Dirge - Alan Dean Foster [124]
The members of the armada’s commanding general staff were rotated along with enlisted personnel and low-ranking civilian affiliates, but they were united in their frustration. As one admiral put it, the blockade was war conducted entirely under cover of night, where night covered nothing. There could be no surprise attacks launched on an alerted, technologically sophisticated species. Instrumentation that never slept saw to that. Mind could only do so much before it was necessary for machine to take over. For a soldier it was hard to sustain the energy and alertness demanded of a fight with an enemy one could not see. Even the enemy’s worlds were no more than another bright couple of points of light in the galactic sky.
Yet no one thought of giving up. Treetrunk could not be forgotten. Even so, despite the comparative recentness of the outrage, it was already starting to fade a little in the minds of a small but growing segment of the population. The media strove to maintain interest, but a blockade is not like a series of dramatic encounters in space. The battle for control of stasis did not play as well on the evening tridee as an invasion.
Something had to be done. Something had to happen to change the unacceptable status quo, and both military and civilian strategists realized that in that regard sooner would be better than later. By now more than a year had passed since the Wellington and the rest of the armada had entered the system of the Pitarian Dominion to the cheers and vengeful shouts of the majority of humankind. Almost that much time had passed since there had been any perceptible change in that status. In the interim, the cheers had given way to grudging acceptance of the blockade, and the vengeful shouts to orchestrated growlings of support. The military was aware of the threat of germinating discontent, but there was nothing more they could do than what they were already doing.
Others, however, had different ideas.
19
“Why should we help them any more than we already have? Why should the hives, cruk!ck, get involved?”
“Yes,” another member of the circle agreed. “There is no compelling reason for putting thranx lives at risk.” Leaning back, the speaker raised all four hands in order to gesture simultaneously. “These humans do not even like us!”

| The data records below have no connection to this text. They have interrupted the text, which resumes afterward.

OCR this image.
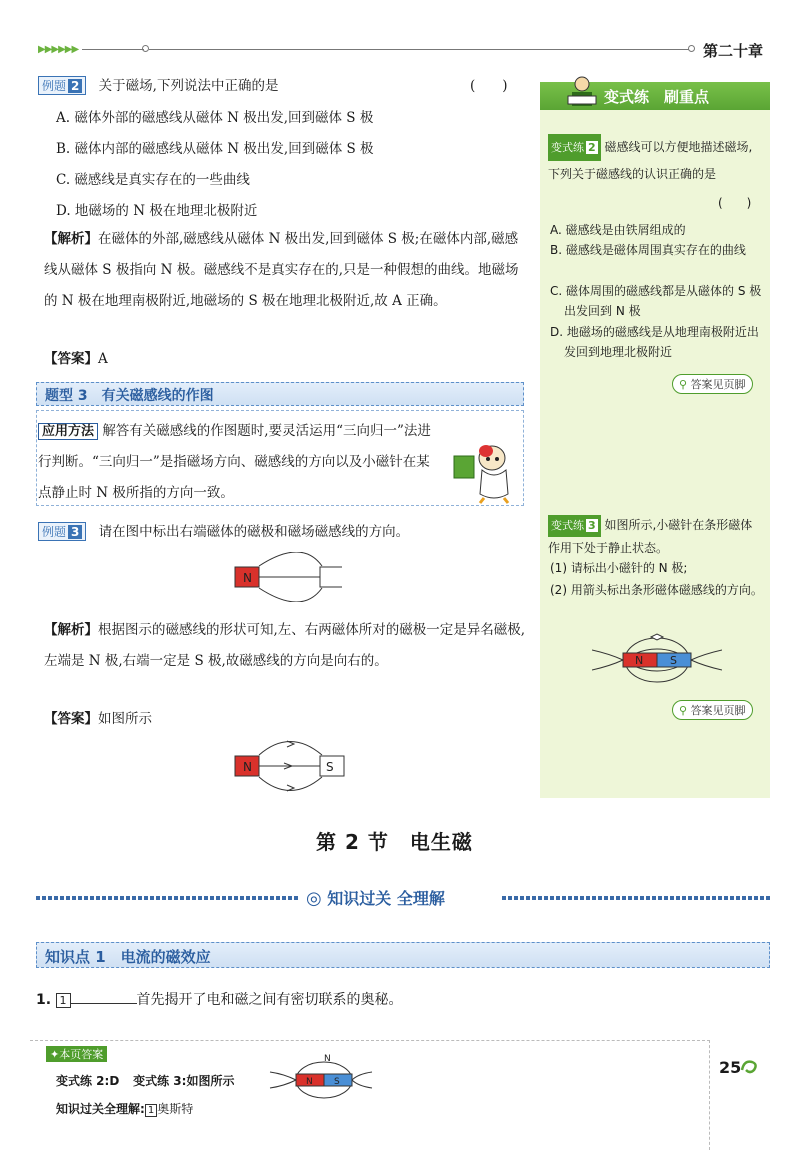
▶▶▶▶▶▶	第二十章
例题 2 关于磁场,下列说法中正确的是	(　　)
A. 磁体外部的磁感线从磁体 N 极出发,回到磁体 S 极
B. 磁体内部的磁感线从磁体 N 极出发,回到磁体 S 极
C. 磁感线是真实存在的一些曲线
D. 地磁场的 N 极在地理北极附近
【解析】在磁体的外部,磁感线从磁体 N 极出发,回到磁体 S 极;在磁体内部,磁感线从磁体 S 极指向 N 极。磁感线不是真实存在的,只是一种假想的曲线。地磁场的 N 极在地理南极附近,地磁场的 S 极在地理北极附近,故 A 正确。
【答案】A
题型 3　有关磁感线的作图
应用方法 解答有关磁感线的作图题时,要灵活运用“三向归一”法进行判断。“三向归一”是指磁场方向、磁感线的方向以及小磁针在某点静止时 N 极所指的方向一致。
例题 3 请在图中标出右端磁体的磁极和磁场磁感线的方向。
N
【解析】根据图示的磁感线的形状可知,左、右两磁体所对的磁极一定是异名磁极,左端是 N 极,右端一定是 S 极,故磁感线的方向是向右的。
【答案】如图所示
N	S
变式练　刷重点
变式练 2 磁感线可以方便地描述磁场,下列关于磁感线的认识正确的是
(　　)
A. 磁感线是由铁屑组成的
B. 磁感线是磁体周围真实存在的曲线
C. 磁体周围的磁感线都是从磁体的 S 极出发回到 N 极
D. 地磁场的磁感线是从地理南极附近出发回到地理北极附近
⚲ 答案见页脚
变式练 3 如图所示,小磁针在条形磁体作用下处于静止状态。
(1) 请标出小磁针的 N 极;
(2) 用箭头标出条形磁体磁感线的方向。
N S
⚲ 答案见页脚
第 2 节　电生磁
◎ 知识过关 全理解
知识点 1　电流的磁效应
1. 1	首先揭开了电和磁之间有密切联系的奥秘。
✦本页答案
变式练 2:D 变式练 3:如图所示
知识过关全理解: 1 奥斯特
N
N S
25
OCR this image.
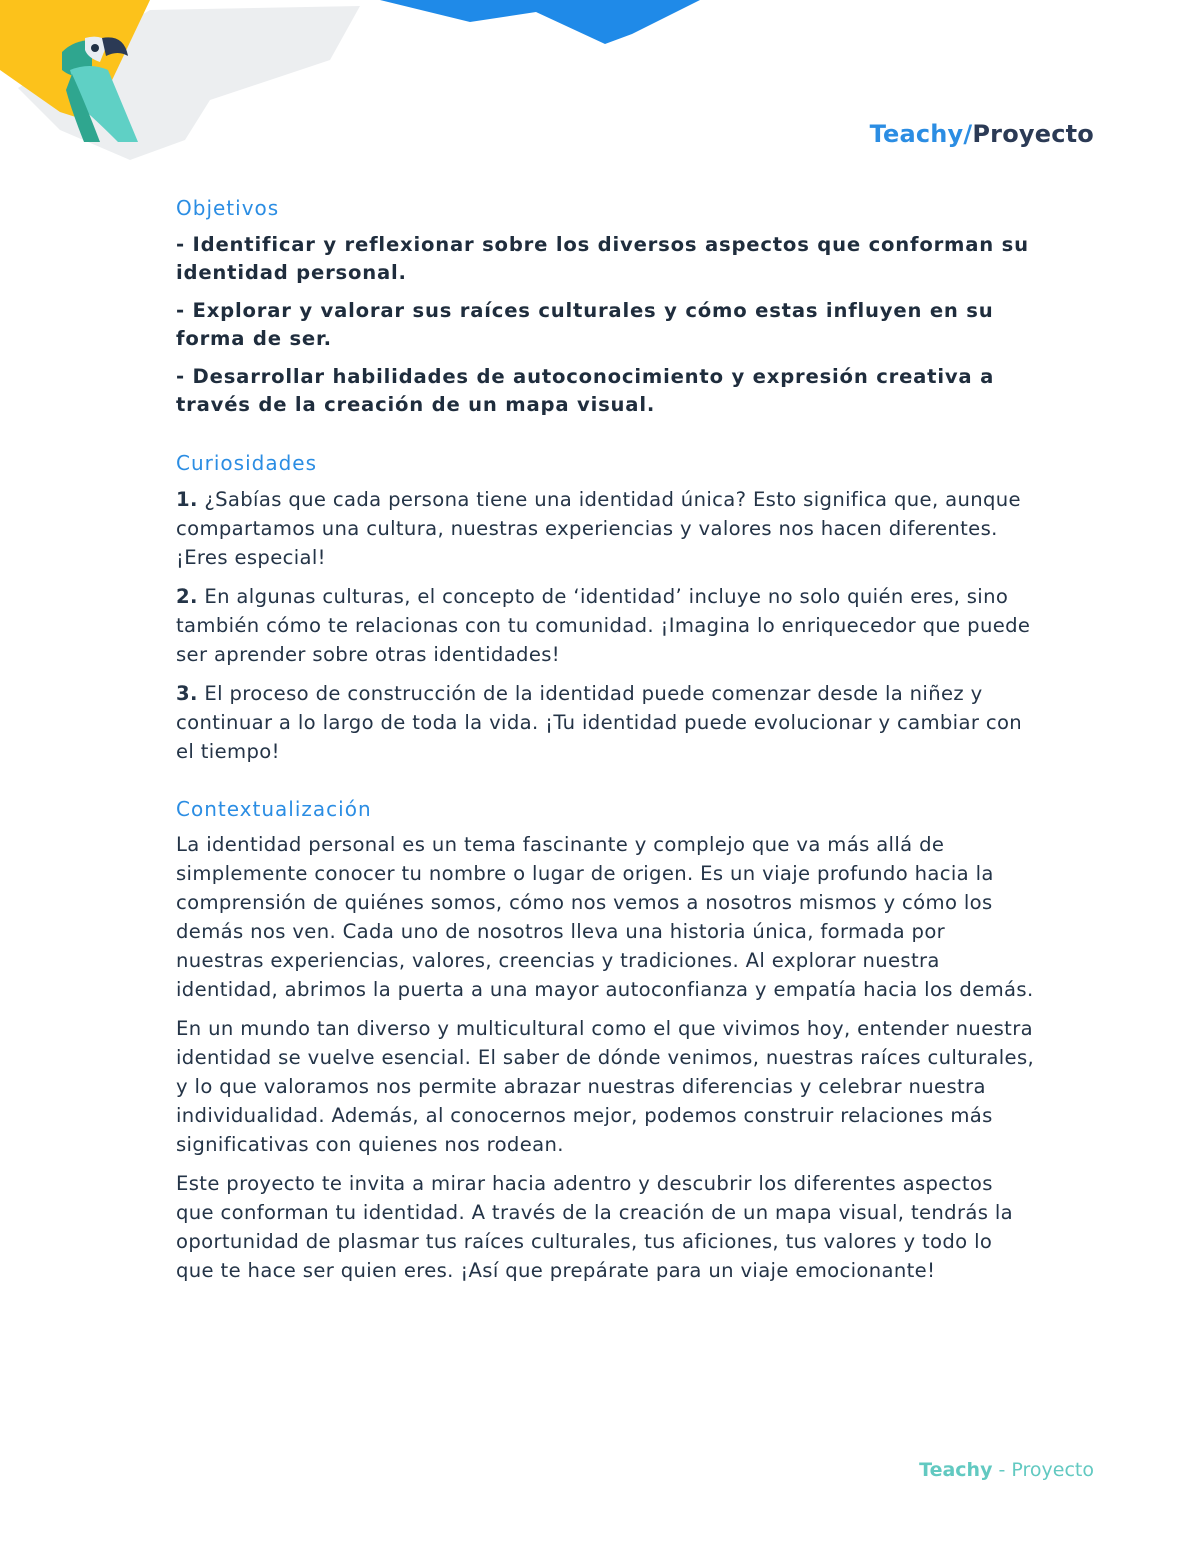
Teachy/Proyecto
Objetivos

- Identificar y reflexionar sobre los diversos aspectos que conforman su identidad personal.

- Explorar y valorar sus raíces culturales y cómo estas influyen en su forma de ser.

- Desarrollar habilidades de autoconocimiento y expresión creativa a través de la creación de un mapa visual.

Curiosidades

1. ¿Sabías que cada persona tiene una identidad única? Esto significa que, aunque compartamos una cultura, nuestras experiencias y valores nos hacen diferentes. ¡Eres especial!

2. En algunas culturas, el concepto de ‘identidad’ incluye no solo quién eres, sino también cómo te relacionas con tu comunidad. ¡Imagina lo enriquecedor que puede ser aprender sobre otras identidades!

3. El proceso de construcción de la identidad puede comenzar desde la niñez y continuar a lo largo de toda la vida. ¡Tu identidad puede evolucionar y cambiar con el tiempo!

Contextualización

La identidad personal es un tema fascinante y complejo que va más allá de simplemente conocer tu nombre o lugar de origen. Es un viaje profundo hacia la comprensión de quiénes somos, cómo nos vemos a nosotros mismos y cómo los demás nos ven. Cada uno de nosotros lleva una historia única, formada por nuestras experiencias, valores, creencias y tradiciones. Al explorar nuestra identidad, abrimos la puerta a una mayor autoconfianza y empatía hacia los demás.

En un mundo tan diverso y multicultural como el que vivimos hoy, entender nuestra identidad se vuelve esencial. El saber de dónde venimos, nuestras raíces culturales, y lo que valoramos nos permite abrazar nuestras diferencias y celebrar nuestra individualidad. Además, al conocernos mejor, podemos construir relaciones más significativas con quienes nos rodean.

Este proyecto te invita a mirar hacia adentro y descubrir los diferentes aspectos que conforman tu identidad. A través de la creación de un mapa visual, tendrás la oportunidad de plasmar tus raíces culturales, tus aficiones, tus valores y todo lo que te hace ser quien eres. ¡Así que prepárate para un viaje emocionante!

Teachy - Proyecto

“I can just see,” still a third sarcastically declared, “these humans risking their own lives to aid us if the situation were reversed. Put them in a tunnel with only us facing danger, and they will turn and run the other way.”
When the dissenters had had their say, the Tri-Eint Debreljinav activated the pickup before her and was respectfully conceded queen’s dominance. Since the advent of hormonal extracts that had enabled any thranx female to lay fertile eggs, the lineage of hereditary queendom had vanished from thranx civilization. Subsequent to the enforced abdication of procreative royalty, many heraldic vestiges of those primitive times had assumed highly formalized places in thranx culture. One such was the rotating speaking position of queen’s dominance.
No member of the Grand Council was more respected than Debreljinav. Not many were older; few were as perceptive. Chosen leader of both the hive Jin and the clan Av, she had advanced to the exalted position of eint at an unusually early age, retaining the post while acquiring honor and prestige over the years. Now she could rise no higher, being one of those the great mass hive of thranx had chosen to govern not only Hivehom but the colony worlds as well.
“It is clear what benefits accrue to us if we remain neutral, like the Quillp. But what might we lose by doing so, and what more might we gain by becoming actively involved?”
An eint seated among the opposition responded without hesitation. “We lose nothing because we have nothing to gain.” Sympathetic stridulation by those of like mind momentarily filled the room with the din of a hundred improperly tuned violas.
“Nothing?” a supporter of intervention argued.